Долговязый малый с ликом раскаявшегося душегуба сначала не верил. А когда поверил, осудил, да тяжко так:
— Как же можно мать-то родную? Иль совсем мозги пропил?
— Во-во, — поддакнул Серега. — И она мне так же грит: запомни, грит, день этот памятный. И сама бутылку-то... Будешь ли?
— Стало быть, в богадельню старушку определяешь? — весело сказал третий попутчик, крепенький старичок с корзиной, постоянно вытиравший лысину платком. — Ай молодца! Во жисть пошла!
— Так что ж, — разводил руками Серега. — Какой из меня матушке подмога-утешение на старости лет? Вот и порешили мы с ней. По согласию сторон взаимно... И отчего это бывает, что так весело бывает?
Серега даже что-то такое выпляснул. Лихое, как ему казалось. На самом же деле его тщедушное тельце в обтерханном пиджачке лишь жалко передернулось.
— Дела, — сплюнул долговязый малый и затоптал окурок. — Да ты поди врешь, — на всякий случай еще раз усомнился он.
— А ты глянь, глянь на матушку на мою, — не обиделся Серега. — Вон в платочке сидит, вон в синеньком.
Малый еще больше посуровел.
— Стало быть, мать на людей чужих. А сам?
— А сам квартиру пропьеть! — радостно подхватил старичок. — Ай молодца!
— А и пропью, — куражливо повел плечами Серега. — Чем кому доставаться, лучше пропить. Все одно обманут. Знаем!
Тут он вдруг пригорюнился.
— И отчего это бывает, что вдруг грустно так бывает?
Подумав, продолжил:
— На работу устроюсь, вот чего, — нерешительно проговорил он. — А там и заберу матушку. Выпей со мной, дедок, а?
В окна электрички били лиловые и жирные, как черви, струи дождя.
— Отпил уж я свое, милок. Э-эх, да так ли отпил! — прочувствованно крякнул старичок. — Да только от таких вот напитков — одна срамота в организме. Чистое дело — срамота, — смачно повторил он.

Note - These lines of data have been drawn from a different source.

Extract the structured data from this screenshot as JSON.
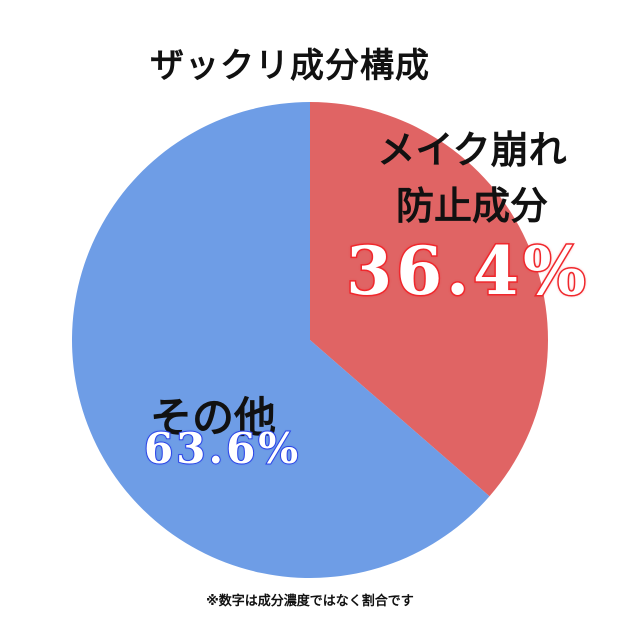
{
  "chart_data": {
    "type": "pie",
    "title": "ザックリ成分構成",
    "slices": [
      {
        "label_line1": "メイク崩れ",
        "label_line2": "防止成分",
        "value": 36.4,
        "display": "36.4%",
        "color": "#e06464"
      },
      {
        "label": "その他",
        "value": 63.6,
        "display": "63.6%",
        "color": "#6e9de6"
      }
    ],
    "note": "※数字は成分濃度ではなく割合です"
  }
}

Серега опять приложился к бутылке. Веселей стало, да только ненадолго. Потому что пошли контролеры и стали требовать билеты. А билета у Сереги не было, и он пытался объяснить, что билет у матушки, а у самой матушки билета нет, потому что она пенсионерка, вон в платочке, вон в синеньком. А контролеры сказали, что нечего тут распивать. А Серега спорил: мол, вся Россия гуляет, а ему, что, нельзя!?
— И то, — вмешался старичок, — ну какой у него может быть билет? Он мать в богадельню везет. Какой уж тут билет? Не может у него быть билета.